Titolo della tesi: Thermal management strategies for contemporary and next-generation computing devices - A Computational Fluid Dynamics Study with High Fidelity DNS Simulations for Coupled Conjugate Heat Transfer
The exponential growth of computational demand, driven by advances in Artificial Intelligence (AI), scientific simulation, and data analytics, has made efficient thermal management an urgent engineering challenge, particularly in High-Performance Computing (HPC) systems. With processors reaching power levels exceeding 1200W, the heat flux density has surpassed the capabilities of traditional cooling technologies, necessitating novel solutions to maintain system stability, energy efficiency, and performance.
This doctoral thesis addresses the critical issue of thermal management in advanced computing architectures by employing high-fidelity Conjugate Heat Transfer (CHT) simulations and experimental validation. Using the open-source CFD platform OpenFOAM, this work presents a multi-faceted investigation into thermal control strategies, aligned with the broader objectives of Italy’s Piano Nazionale di Ripresa e Resilienza (PNRR) and focused on industrial applicability and digital-ecological transition.
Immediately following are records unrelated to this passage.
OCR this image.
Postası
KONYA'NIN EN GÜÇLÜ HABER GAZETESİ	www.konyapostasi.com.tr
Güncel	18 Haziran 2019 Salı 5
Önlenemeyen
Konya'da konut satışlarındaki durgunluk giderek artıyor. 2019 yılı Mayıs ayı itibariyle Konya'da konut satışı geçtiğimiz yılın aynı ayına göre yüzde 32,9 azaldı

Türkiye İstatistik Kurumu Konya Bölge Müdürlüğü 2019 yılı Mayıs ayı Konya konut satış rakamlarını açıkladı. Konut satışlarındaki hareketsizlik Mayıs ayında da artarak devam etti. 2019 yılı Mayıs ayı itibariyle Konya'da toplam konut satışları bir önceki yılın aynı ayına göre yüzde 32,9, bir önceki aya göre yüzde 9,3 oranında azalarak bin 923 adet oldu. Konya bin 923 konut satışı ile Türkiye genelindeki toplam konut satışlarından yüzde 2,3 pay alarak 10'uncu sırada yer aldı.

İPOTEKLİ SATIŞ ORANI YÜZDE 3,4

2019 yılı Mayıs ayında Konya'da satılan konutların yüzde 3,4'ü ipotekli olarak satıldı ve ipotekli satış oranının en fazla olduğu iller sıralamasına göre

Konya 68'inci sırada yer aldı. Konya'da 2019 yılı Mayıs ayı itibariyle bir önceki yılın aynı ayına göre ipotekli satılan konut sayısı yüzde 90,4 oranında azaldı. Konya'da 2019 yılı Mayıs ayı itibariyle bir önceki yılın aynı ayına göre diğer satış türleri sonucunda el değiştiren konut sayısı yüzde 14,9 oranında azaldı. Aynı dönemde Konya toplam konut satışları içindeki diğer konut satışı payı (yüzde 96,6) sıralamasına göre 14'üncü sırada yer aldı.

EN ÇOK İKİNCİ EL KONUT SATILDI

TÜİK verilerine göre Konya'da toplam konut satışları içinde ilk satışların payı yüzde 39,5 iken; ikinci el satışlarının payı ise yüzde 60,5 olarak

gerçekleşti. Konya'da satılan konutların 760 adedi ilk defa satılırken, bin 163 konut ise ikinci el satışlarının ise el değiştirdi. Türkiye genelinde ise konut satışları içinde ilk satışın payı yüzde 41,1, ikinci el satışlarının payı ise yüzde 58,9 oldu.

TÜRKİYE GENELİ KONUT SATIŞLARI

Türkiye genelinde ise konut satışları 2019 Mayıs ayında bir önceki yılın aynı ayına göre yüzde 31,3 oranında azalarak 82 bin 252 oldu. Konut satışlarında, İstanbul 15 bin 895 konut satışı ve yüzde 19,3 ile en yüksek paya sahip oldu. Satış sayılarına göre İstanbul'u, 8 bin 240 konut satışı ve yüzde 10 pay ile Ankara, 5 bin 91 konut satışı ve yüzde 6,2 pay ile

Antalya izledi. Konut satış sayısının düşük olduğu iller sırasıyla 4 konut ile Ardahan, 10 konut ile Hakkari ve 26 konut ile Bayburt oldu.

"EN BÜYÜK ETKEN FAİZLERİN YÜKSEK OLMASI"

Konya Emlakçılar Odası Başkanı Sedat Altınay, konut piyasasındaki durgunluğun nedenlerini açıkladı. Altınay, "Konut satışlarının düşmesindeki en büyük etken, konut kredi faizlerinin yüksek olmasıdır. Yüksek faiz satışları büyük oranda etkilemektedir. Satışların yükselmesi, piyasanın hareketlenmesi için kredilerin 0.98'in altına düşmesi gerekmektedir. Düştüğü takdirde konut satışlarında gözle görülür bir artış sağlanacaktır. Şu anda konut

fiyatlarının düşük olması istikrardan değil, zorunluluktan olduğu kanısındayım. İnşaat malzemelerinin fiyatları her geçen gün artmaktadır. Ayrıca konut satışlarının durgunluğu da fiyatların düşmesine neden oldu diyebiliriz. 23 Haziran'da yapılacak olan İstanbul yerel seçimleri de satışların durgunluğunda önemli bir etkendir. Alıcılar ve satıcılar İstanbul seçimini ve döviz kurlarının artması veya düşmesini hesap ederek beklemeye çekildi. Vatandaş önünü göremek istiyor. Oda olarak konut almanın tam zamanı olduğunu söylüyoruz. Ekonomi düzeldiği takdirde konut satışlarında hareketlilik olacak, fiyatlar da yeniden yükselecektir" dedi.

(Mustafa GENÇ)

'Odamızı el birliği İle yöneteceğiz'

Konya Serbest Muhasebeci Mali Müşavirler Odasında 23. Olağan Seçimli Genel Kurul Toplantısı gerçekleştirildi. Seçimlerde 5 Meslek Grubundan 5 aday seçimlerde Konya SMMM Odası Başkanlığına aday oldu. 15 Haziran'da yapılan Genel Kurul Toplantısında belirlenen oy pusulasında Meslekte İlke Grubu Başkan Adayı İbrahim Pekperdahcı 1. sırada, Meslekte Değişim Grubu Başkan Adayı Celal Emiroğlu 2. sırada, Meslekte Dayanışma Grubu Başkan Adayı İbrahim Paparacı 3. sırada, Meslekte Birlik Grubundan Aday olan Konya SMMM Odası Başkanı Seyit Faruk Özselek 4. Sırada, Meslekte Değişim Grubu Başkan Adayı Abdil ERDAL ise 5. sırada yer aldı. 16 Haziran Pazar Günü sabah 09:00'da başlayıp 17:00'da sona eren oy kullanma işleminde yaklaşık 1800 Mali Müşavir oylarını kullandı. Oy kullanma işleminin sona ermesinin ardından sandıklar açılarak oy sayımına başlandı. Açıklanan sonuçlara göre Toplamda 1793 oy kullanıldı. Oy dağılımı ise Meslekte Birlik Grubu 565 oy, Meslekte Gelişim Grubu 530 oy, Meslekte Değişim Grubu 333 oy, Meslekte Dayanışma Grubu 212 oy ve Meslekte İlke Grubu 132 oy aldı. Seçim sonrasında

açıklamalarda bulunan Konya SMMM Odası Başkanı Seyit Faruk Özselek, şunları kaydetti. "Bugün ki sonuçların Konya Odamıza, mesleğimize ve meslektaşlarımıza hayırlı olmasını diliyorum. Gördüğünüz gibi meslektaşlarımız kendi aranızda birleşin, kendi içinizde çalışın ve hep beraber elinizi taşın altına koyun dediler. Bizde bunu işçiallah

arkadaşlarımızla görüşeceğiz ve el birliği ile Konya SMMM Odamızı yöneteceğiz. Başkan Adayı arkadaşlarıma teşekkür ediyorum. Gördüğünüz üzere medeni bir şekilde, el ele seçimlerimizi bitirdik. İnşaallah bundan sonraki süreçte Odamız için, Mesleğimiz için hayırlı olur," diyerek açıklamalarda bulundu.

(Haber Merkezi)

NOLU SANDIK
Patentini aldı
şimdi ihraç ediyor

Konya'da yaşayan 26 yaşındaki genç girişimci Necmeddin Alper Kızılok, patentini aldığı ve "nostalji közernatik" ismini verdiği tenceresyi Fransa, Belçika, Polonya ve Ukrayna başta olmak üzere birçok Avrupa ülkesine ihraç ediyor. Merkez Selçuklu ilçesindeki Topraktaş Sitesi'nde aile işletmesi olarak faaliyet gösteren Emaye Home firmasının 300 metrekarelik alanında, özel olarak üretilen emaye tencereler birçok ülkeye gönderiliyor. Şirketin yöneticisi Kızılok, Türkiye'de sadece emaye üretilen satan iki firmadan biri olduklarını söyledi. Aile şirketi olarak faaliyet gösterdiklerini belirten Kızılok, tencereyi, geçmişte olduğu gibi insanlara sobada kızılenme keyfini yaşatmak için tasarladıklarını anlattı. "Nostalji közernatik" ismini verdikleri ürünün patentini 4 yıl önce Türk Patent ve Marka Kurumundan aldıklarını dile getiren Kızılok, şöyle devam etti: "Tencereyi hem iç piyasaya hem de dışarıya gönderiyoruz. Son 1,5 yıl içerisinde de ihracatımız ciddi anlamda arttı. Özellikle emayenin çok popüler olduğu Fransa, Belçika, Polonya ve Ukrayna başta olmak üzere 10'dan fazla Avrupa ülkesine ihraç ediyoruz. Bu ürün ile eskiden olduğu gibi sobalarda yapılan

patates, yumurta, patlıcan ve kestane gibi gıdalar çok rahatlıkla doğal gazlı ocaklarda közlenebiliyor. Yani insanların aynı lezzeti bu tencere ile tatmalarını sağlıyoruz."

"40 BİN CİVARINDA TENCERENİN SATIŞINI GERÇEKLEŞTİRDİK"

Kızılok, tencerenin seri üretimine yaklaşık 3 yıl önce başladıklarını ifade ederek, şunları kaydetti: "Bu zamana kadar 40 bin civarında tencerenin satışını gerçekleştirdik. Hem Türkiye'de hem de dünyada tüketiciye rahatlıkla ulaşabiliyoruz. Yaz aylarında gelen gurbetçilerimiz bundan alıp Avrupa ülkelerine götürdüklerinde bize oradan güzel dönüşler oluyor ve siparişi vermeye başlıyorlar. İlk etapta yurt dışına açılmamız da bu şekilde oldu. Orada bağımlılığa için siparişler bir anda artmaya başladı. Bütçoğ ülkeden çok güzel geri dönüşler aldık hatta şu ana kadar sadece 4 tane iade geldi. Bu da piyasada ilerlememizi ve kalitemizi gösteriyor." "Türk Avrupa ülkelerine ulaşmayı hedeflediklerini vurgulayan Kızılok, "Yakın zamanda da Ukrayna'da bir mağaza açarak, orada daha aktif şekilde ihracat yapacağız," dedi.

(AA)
The core of this research comprises three interconnected studies. First, a comprehensive study of microchannel cooling systems for HPC applications is undertaken. Through Direct Numerical Simulations (DNS) and experimental validation, the effects of fin geometries, pin arrangements, and flow disruptions are analysed. A full-scale microchannel heat block is fabricated and tested, offering design insights with real-world applicability. Furthermore, in collaboration with Gemateg srl, the integration of such systems with thermoelectric modules is explored to enhance thermal control capabilities further.
Second, the thesis briefly examines a bistable system driven by displacement flows inspired by bistable natural ventilation dynamics. DNS is used to explore complex fluid behaviours, such as flow flipping, with potential applications in edge computing and passive thermal regulation for remote sensors and IoT devices.
Finally, a short outlook is provided on the foundational principles of cryogenic cooling systems. This is primarily informed by the experience gained during a secondment at CERN, which allowed for the study of these systems in a high-energy physics context. This section serves to explain the nature of that collaboration and to highlight the broader applications of such ultra-low temperature technology.
Collectively, this thesis presents a methodology for designing and optimising next-generation thermal management systems. It offers practical engineering solutions for immediate application in HPC, insights into passive systems for low-power electronics, and preliminary frameworks for future technologies. These contributions aim to enable higher CPU/GPU performance by safely and efficiently pushing thermal limits, thereby supporting the continued evolution of computational infrastructure.